Private Hypothesis Testing over Sensitive Groups
As companies work to provide the best possible experience for members, users, and customers, it is crucial to understand how different people – particularly individuals from sensitive groups – have different experiences. For example, do women visit our platform less frequently than members of other genders? Or perhaps, are people with disabilities disproportionately affected by a change to our user interface? However, to run these statistical tests or form estimates to answer these questions, we need to know sensitive attributes. When dealing with personal data, privacy techniques should be considered, especially when we are dealing with sensitive groups, e.g. race/ethnicity or gender. We study a new privacy model where users belong to certain sensitive groups, and we show how to conduct statistical inference on whether there are significant differences in outcomes between the various groups. We introduce a general chi-squared test that accounts for differential privacy in group membership, and show how this covers a broad set of hypothesis tests, improving statistical power over tests that ignore the noise due to privacy. The presentation is based on joint work with Ryan Rogers.
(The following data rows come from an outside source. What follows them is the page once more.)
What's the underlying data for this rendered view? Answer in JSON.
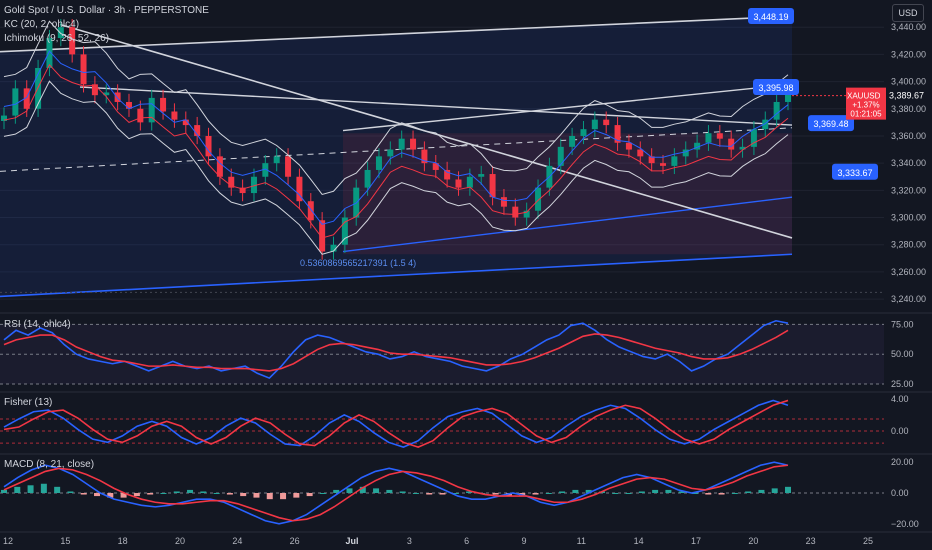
{
  "header": {
    "title": "Gold Spot / U.S. Dollar · 3h · PEPPERSTONE",
    "kc": "KC (20, 2, ohlc4)",
    "ichimoku": "Ichimoku (9, 26, 52, 26)",
    "currency_button": "USD"
  },
  "colors": {
    "bg": "#131722",
    "blue": "#2962ff",
    "red": "#f23645",
    "green": "#089981",
    "grid": "#1f2330"
  },
  "chart_data": [
    {
      "type": "candlestick",
      "title": "Gold Spot / U.S. Dollar · 3h · PEPPERSTONE",
      "symbol": "XAUUSD",
      "ylim": [
        3232,
        3460
      ],
      "y_ticks": [
        3240,
        3260,
        3280,
        3300,
        3320,
        3340,
        3360,
        3380,
        3400,
        3420,
        3440
      ],
      "y_tick_labels": [
        "3,240.00",
        "3,260.00",
        "3,280.00",
        "3,300.00",
        "3,320.00",
        "3,340.00",
        "3,360.00",
        "3,380.00",
        "3,400.00",
        "3,420.00",
        "3,440.00"
      ],
      "x_ticks": [
        "12",
        "15",
        "18",
        "20",
        "24",
        "26",
        "Jul",
        "3",
        "6",
        "9",
        "11",
        "14",
        "17",
        "20",
        "23",
        "25"
      ],
      "last_price": {
        "symbol": "XAUUSD",
        "price": "3,389.67",
        "change": "+1.37%",
        "countdown": "01:21:05",
        "value": 3389.67
      },
      "price_labels": [
        {
          "label": "3,448.19",
          "value": 3448.19
        },
        {
          "label": "3,395.98",
          "value": 3395.98
        },
        {
          "label": "3,369.48",
          "value": 3369.48
        },
        {
          "label": "3,333.67",
          "value": 3333.67
        }
      ],
      "annotations": [
        "0.5360869565217391 (1.5 4)"
      ],
      "close_approx": [
        3375,
        3395,
        3380,
        3410,
        3432,
        3440,
        3420,
        3398,
        3390,
        3392,
        3385,
        3380,
        3370,
        3388,
        3378,
        3372,
        3368,
        3360,
        3345,
        3330,
        3322,
        3318,
        3330,
        3340,
        3345,
        3330,
        3312,
        3298,
        3275,
        3280,
        3300,
        3322,
        3335,
        3345,
        3350,
        3358,
        3350,
        3340,
        3335,
        3328,
        3322,
        3330,
        3332,
        3315,
        3308,
        3300,
        3305,
        3322,
        3338,
        3352,
        3360,
        3365,
        3372,
        3368,
        3355,
        3350,
        3345,
        3340,
        3338,
        3345,
        3350,
        3355,
        3362,
        3358,
        3350,
        3352,
        3365,
        3372,
        3385,
        3392
      ]
    },
    {
      "type": "line",
      "title": "RSI (14, ohlc4)",
      "ylim": [
        20,
        82
      ],
      "y_ticks": [
        25,
        50,
        75
      ],
      "y_tick_labels": [
        "25.00",
        "50.00",
        "75.00"
      ],
      "series": [
        {
          "values": [
            62,
            70,
            66,
            72,
            68,
            58,
            50,
            46,
            44,
            42,
            44,
            40,
            36,
            40,
            44,
            40,
            38,
            40,
            36,
            38,
            40,
            34,
            30,
            40,
            52,
            62,
            66,
            64,
            60,
            56,
            52,
            50,
            46,
            48,
            52,
            48,
            46,
            44,
            40,
            38,
            36,
            40,
            46,
            50,
            56,
            62,
            66,
            74,
            76,
            70,
            62,
            56,
            52,
            48,
            46,
            50,
            44,
            36,
            40,
            46,
            50,
            58,
            66,
            74,
            78,
            76
          ]
        },
        {
          "values": [
            58,
            62,
            64,
            66,
            66,
            62,
            56,
            52,
            48,
            45,
            44,
            42,
            40,
            40,
            41,
            40,
            39,
            39,
            38,
            38,
            38,
            37,
            36,
            38,
            42,
            48,
            54,
            58,
            59,
            58,
            56,
            54,
            51,
            50,
            50,
            49,
            48,
            47,
            45,
            43,
            41,
            41,
            42,
            44,
            47,
            51,
            55,
            60,
            65,
            67,
            66,
            64,
            61,
            58,
            55,
            53,
            51,
            48,
            46,
            46,
            47,
            50,
            54,
            59,
            64,
            70
          ]
        }
      ]
    },
    {
      "type": "line",
      "title": "Fisher (13)",
      "ylim": [
        -2.6,
        4.6
      ],
      "y_ticks": [
        0,
        4
      ],
      "y_tick_labels": [
        "0.00",
        "4.00"
      ],
      "series": [
        {
          "values": [
            0.5,
            1.5,
            2.4,
            2.6,
            1.6,
            0.2,
            -1.0,
            -1.4,
            -0.6,
            0.6,
            1.2,
            0.6,
            -0.8,
            -1.6,
            -0.8,
            0.6,
            1.6,
            1.0,
            -0.4,
            -1.6,
            -1.8,
            -0.6,
            1.0,
            2.0,
            1.2,
            -0.2,
            -1.4,
            -2.0,
            -1.2,
            0.4,
            1.8,
            2.4,
            2.8,
            2.2,
            0.8,
            -0.6,
            -1.4,
            -0.8,
            0.6,
            1.8,
            2.6,
            3.2,
            2.8,
            1.6,
            0.2,
            -1.0,
            -1.6,
            -1.0,
            0.2,
            1.2,
            2.2,
            3.2,
            3.8,
            3.2
          ]
        },
        {
          "values": [
            0.2,
            0.5,
            1.5,
            2.4,
            2.6,
            1.6,
            0.2,
            -1.0,
            -1.4,
            -0.6,
            0.6,
            1.2,
            0.6,
            -0.8,
            -1.6,
            -0.8,
            0.6,
            1.6,
            1.0,
            -0.4,
            -1.6,
            -1.8,
            -0.6,
            1.0,
            2.0,
            1.2,
            -0.2,
            -1.4,
            -2.0,
            -1.2,
            0.4,
            1.8,
            2.4,
            2.8,
            2.2,
            0.8,
            -0.6,
            -1.4,
            -0.8,
            0.6,
            1.8,
            2.6,
            3.2,
            2.8,
            1.6,
            0.2,
            -1.0,
            -1.6,
            -1.0,
            0.2,
            1.2,
            2.2,
            3.2,
            3.8
          ]
        }
      ]
    },
    {
      "type": "bar+line",
      "title": "MACD (8, 21, close)",
      "ylim": [
        -24,
        24
      ],
      "y_ticks": [
        -20,
        0,
        20
      ],
      "y_tick_labels": [
        "−20.00",
        "0.00",
        "20.00"
      ],
      "histogram": [
        2,
        4,
        5,
        6,
        4,
        1,
        -1,
        -2,
        -3,
        -3,
        -2,
        -1,
        0,
        1,
        2,
        1,
        0,
        -1,
        -2,
        -3,
        -4,
        -4,
        -3,
        -2,
        0,
        2,
        3,
        4,
        3,
        2,
        1,
        0,
        -1,
        -1,
        0,
        1,
        0,
        -1,
        -2,
        -2,
        -1,
        0,
        1,
        2,
        2,
        1,
        0,
        0,
        1,
        2,
        2,
        1,
        0,
        -1,
        -1,
        0,
        1,
        2,
        3,
        4
      ],
      "series": [
        {
          "values": [
            4,
            10,
            15,
            18,
            16,
            12,
            6,
            0,
            -4,
            -6,
            -8,
            -9,
            -8,
            -6,
            -4,
            -4,
            -6,
            -10,
            -14,
            -18,
            -20,
            -18,
            -14,
            -8,
            -2,
            4,
            10,
            14,
            16,
            14,
            10,
            6,
            2,
            -2,
            -4,
            -4,
            -2,
            0,
            -2,
            -6,
            -8,
            -6,
            -2,
            2,
            6,
            10,
            12,
            10,
            6,
            2,
            0,
            2,
            6,
            10,
            14,
            18,
            20,
            18
          ]
        },
        {
          "values": [
            2,
            6,
            10,
            14,
            16,
            15,
            12,
            8,
            3,
            -1,
            -4,
            -6,
            -7,
            -7,
            -6,
            -5,
            -5,
            -7,
            -10,
            -13,
            -16,
            -18,
            -17,
            -14,
            -9,
            -3,
            3,
            8,
            12,
            14,
            13,
            11,
            8,
            4,
            1,
            -1,
            -2,
            -2,
            -2,
            -4,
            -6,
            -6,
            -4,
            -1,
            3,
            6,
            9,
            10,
            9,
            6,
            3,
            2,
            4,
            7,
            11,
            14,
            17,
            18
          ]
        }
      ]
    }
  ]
}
Rina Friedberg is a senior data scientist at LinkedIn, specializing in data privacy research. She focuses on practical problems in data science, including hypothesis testing under differential privacy and quantifying demographic representation changes in large-scale A/B testing systems. She has previously worked in global health statistics, studying clinical trials to evaluate gender-based violence prevention programs for adolescents in Nairobi. Friedberg holds a PhD in statistics from Stanford University.